Korean · Words You'll Hear But Must Never Say

김치녀

kimchinyeo

keem-chee-NYUH · /kim.tɕʰi.njʌ/

A misogynist slur labeling Korean women as gold-diggers. You'll see it online; never use it.

5/5 Do not deploy

nuclear/taboo — comprehension only, never recommended

Literally

"kimchi-woman"

Word-for-word — which is rarely what it means.

How to use it

We're telling you so you understand it, not so you say it. 김치녀 ("kimchi woman") rose from 2010s misogynist internet culture as a catch-all sneer painting Korean women as materialistic and entitled, and it sits inside a whole ecosystem of gendered-slur warfare (한남, "Korean male," is the counterstrike; the -녀 suffix generates new slurs weekly in the gender-war corners of the internet). You'll meet it in comment sections rather than conversation — polite society treats it as the red flag it is. A foreigner repeating it doesn't sound fluent; he sounds like he's been marinating in the worst forums. Severity 5, comprehension-only. Do not deploy.

Heard in the wild

[Comment-section misogyny; listed for comprehension only.]

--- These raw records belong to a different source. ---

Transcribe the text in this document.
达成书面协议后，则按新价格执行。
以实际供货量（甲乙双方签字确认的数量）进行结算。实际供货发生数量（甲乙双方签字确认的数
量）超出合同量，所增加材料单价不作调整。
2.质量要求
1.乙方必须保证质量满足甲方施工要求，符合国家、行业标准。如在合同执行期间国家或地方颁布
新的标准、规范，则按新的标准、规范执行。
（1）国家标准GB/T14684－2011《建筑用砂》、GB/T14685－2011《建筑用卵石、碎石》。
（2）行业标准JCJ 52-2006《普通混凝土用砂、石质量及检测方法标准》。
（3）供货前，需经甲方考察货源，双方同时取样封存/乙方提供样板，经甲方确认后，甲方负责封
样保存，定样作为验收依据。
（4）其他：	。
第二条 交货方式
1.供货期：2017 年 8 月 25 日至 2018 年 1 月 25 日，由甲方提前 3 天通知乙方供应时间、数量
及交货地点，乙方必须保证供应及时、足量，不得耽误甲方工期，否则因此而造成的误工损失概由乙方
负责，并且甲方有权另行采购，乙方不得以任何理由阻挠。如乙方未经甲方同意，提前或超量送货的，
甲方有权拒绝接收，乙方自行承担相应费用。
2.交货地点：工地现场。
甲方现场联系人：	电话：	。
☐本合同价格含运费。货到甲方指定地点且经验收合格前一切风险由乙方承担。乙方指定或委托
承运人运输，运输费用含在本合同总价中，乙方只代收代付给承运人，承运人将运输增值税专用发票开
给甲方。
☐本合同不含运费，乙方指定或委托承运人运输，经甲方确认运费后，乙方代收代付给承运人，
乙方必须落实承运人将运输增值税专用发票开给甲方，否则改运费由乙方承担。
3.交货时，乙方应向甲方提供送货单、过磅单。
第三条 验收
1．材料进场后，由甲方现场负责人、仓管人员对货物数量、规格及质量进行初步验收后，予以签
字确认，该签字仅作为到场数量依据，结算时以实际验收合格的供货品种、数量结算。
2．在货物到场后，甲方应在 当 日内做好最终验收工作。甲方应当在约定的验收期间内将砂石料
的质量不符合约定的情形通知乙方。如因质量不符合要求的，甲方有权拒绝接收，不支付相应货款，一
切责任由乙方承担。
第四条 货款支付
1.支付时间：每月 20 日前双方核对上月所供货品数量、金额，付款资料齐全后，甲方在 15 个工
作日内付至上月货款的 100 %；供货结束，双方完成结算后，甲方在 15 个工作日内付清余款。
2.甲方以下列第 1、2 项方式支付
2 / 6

[A gendered slur — recognize the red flag, never wave it.]

Where it lands

South Korea; online-born, a slur throughout

Quick answers

What does "김치녀" mean?
In Korean, "김치녀" means "A misogynist slur labeling Korean women as gold-diggers. You'll see it online; never use it.". Literally it's "kimchi-woman". We're telling you so you understand it, not so you say it. 김치녀 ("kimchi woman") rose from 2010s misogynist internet culture as a catch-all sneer painting Korean women as materialistic and entitled, and it sits inside a whole ecosystem of gendered-slur warfare (한남, "Korean male," is the counterstrike; the -녀 suffix generates new slurs weekly in the gender-war corners of the internet). You'll meet it in comment sections rather than conversation — polite society treats it as the red flag it is. A foreigner repeating it doesn't sound fluent; he sounds like he's been marinating in the worst forums. Severity 5, comprehension-only. Do not deploy.
Is "김치녀" offensive?
Yes — very. It rates 5/5 on the Punch-o-Meter (Do not deploy). nuclear/taboo — comprehension only, never recommended. Read the usage note before you even think about it.
How do you pronounce "김치녀"?
Say it "keem-chee-NYUH" — capitals mark the stressed syllable. In IPA: kim.tɕʰi.njʌ.

Related in Korean

Reviewed by native speakers. Rate it differently? Tell us what we got wrong.